Saturday, December 29, 2012

El Professore Movie Reviews: Tarkan Viking Kani (Tarkan and the Blood of the Vikings) (aka Tarkan vs. the Vikings)




1970
Director: Mehmet Aslan
Starring: Kartal Tibet, Eva Bender, Seher Seniz
* * * *
Turkish Pop Cinema of the '70s is like junk food for the brain. It has no nutritional value whatsoever and if watched in bulk, could leave damaging long term fatty deposits. Regardless, I've binged on this stuff ever since I first found out of it's existence about a dozen years ago. Watching these films are a unique experience as most display little in the way of a budget and apparently even less in filmmaking knowledge. Some of the shots, special effects and editing would make even Ed Wood blush. They are probably some of the most incompetently made movies in world cinema. Yet what they lack in technical knowhow, they make up for (and then some) in sheer entertainment value and in your face, go for broke bravada. I have never in my life seen such manic and intensely crazed films anywhere. The best of these I find endlessly rewatchable and and a total riot. One of the first I ever saw (thanks to a wonderful 'Mondo Macabro' dvd release) was 'Tarkan and the Blood of the Vikings' which they saw fit shorten to 'Tarkan vs. the Vikings'.

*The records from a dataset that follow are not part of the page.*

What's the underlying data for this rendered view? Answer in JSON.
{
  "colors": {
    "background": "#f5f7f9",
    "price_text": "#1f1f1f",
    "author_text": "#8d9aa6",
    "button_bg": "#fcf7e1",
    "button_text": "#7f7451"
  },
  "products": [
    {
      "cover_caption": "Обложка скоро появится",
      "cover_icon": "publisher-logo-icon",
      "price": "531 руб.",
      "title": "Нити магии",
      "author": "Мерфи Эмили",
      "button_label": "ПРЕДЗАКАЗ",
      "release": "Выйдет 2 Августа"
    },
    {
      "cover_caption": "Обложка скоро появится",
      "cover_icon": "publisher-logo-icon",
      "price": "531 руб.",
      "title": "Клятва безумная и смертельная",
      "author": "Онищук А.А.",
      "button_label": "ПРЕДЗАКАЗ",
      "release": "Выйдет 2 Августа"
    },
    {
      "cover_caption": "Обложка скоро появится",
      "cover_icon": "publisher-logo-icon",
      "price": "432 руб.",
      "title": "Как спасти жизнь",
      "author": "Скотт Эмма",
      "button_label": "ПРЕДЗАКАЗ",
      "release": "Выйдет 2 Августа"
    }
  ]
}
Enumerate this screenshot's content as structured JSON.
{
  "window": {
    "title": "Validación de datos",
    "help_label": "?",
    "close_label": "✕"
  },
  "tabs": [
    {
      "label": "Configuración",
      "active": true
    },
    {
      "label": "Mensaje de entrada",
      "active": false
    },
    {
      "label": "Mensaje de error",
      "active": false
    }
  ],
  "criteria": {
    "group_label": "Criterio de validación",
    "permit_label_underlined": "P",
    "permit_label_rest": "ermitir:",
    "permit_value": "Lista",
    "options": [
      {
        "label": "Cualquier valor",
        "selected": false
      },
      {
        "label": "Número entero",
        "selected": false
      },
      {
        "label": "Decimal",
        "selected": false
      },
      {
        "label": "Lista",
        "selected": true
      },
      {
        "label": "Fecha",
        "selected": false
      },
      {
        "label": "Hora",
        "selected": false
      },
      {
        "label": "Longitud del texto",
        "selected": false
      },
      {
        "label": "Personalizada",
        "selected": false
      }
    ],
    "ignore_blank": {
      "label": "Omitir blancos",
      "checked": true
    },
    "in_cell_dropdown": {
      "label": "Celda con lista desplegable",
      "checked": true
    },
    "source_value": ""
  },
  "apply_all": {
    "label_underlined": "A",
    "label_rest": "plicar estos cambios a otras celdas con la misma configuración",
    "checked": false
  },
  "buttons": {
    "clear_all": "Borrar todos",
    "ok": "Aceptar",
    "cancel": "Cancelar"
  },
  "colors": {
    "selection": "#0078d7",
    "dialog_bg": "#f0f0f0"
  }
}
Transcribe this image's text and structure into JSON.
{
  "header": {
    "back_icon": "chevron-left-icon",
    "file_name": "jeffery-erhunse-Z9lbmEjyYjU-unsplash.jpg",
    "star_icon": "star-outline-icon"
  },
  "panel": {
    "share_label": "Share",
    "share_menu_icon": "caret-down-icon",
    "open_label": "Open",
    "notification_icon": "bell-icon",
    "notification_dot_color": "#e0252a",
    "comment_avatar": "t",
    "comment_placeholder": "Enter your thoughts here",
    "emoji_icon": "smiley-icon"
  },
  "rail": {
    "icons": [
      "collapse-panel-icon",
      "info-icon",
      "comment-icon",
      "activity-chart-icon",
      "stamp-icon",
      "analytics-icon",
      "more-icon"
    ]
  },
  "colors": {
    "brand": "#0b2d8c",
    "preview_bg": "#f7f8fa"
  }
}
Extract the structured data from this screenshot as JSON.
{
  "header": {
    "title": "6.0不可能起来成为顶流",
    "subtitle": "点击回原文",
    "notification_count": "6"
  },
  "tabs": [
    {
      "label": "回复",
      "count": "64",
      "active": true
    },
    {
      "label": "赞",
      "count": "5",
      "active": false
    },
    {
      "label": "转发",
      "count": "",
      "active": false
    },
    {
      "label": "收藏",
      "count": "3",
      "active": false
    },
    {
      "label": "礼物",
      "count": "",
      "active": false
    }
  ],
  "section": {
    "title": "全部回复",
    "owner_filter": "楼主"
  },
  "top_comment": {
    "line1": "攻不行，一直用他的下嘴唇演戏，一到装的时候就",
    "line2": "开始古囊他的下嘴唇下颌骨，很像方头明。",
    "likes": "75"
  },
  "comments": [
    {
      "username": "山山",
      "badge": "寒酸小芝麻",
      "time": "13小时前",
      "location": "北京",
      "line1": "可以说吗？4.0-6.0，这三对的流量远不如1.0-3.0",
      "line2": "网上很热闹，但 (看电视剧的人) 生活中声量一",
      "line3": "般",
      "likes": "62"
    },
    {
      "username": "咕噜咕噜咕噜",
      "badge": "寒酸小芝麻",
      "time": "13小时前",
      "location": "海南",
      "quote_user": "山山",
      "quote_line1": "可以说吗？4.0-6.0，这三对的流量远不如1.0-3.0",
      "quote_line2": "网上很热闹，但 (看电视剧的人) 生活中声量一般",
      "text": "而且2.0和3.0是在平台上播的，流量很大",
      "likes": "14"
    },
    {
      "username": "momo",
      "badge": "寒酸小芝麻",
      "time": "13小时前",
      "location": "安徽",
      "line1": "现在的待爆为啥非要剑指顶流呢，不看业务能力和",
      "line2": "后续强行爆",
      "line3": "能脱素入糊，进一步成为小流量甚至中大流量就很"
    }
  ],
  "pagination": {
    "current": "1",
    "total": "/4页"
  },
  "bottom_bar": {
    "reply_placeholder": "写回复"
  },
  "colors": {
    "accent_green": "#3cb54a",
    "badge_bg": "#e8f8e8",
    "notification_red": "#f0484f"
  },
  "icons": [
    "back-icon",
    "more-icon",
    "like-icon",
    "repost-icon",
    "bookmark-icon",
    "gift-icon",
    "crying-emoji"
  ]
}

Full review after the jump.

Tarkan first appeared in a local comic book. He was a medieval warrior who was raised by wolves, whom he came to regard as his family. He basically was a cross between Conan the Barbarian and Hercules (or Machiste). There were plenty of supernatural elements that played well into the stories and helped establish Tarkan as a big time comic cult hero.

It only made sense that a film series should follow. There were five films made between 1969 and 1972 (though I should point out that I heard from at least one source that there may have been as many as seven) with the stories getting wilder and more intensely psychotronic with each entry. The one I'm reviewing is the third entry of the five (or possibly the fifth of seven) and it is probably my favorite of the ones I've so far seen.

As the film opens, Tarkan (played by long time genre actor, Kartal Tibet) and his father and son wolf companions (both named Kurt and both appear to be rather cheerful German Sheppards overdubbed with wolf barks and howls) is charged with esorting Attila the Hun's daughter, Princess Yonka. Arriving at their Turkish fortress destination, they immediately find themselves under siege by a horde of nasty vikings (more skinny Turks ridiculously attired in cartoon colored, oversized armor and giant red wigs and 'stashes) who proceed to capture Yonka and slaughter every man, woman and child around. They also slay the older Kurt and knock out Tarkan. The Viking leader, Toro is in the employ of the villainous Lotus (the extremely sexy, Seher Seniz) daughter of the Chinese Empereor who wants Yonka captured for leverage (so we have a Chinese Emperor hiring Nordic Vikings to capture Atilla the Hun's daughter... sure, why not?) Awakening, Tarkan and Kurt jr. grieve over the fallen wolf with our Turk warrior swearing revenge... and of course, he needs to rescue the princess too. Meanwhile, Toro and Lotus are having a field day sleeping with each other and betraying each other (Lotus seemingly has a favorite hobby in drugging her lovers after sex as she does the same with Tarkan later) offing the Viking King and attempting to feed his fierce daughter, Ursala (played by Swedish bombshell Eva Bender) to a giant octopus (the most laughably underinflated one you will ever see). Tarkan finally shows up and teams up with Ursala and her gang of female Vikings to destroy Toro and set things straight.

If the plot rundown sounds like some wild, convoluted mess, it's because it is. But it's non-linear storytelling makes for ninety minutes of nearly non-stop, lightning paced insanity. There is so much going on here that Tarkan (for perhaps the only time in the series) becomes almost a supporting player in his own film. The action, nudity and gore are so awkward and so over the top that you'll be left shaking your head at the sheer nerve of it all. In fact, films like this served both to boost Turkey's national pride (which had been delt a major blow since WW1) as well as offering cheap thrills to the young population (who could not be seen holding hands in public).

Lifting ideas from the 1958 Kirk Douglas starred, 'The Vikings' and using music cues from '2001: A Space Odyssey' and 'Once Upon a Time in the West', 'Tarkan vs. the Vikings' is a giddy pleasure supreme and still one of my two or three favorite Turkish Pop Cinema flicks. Recommended!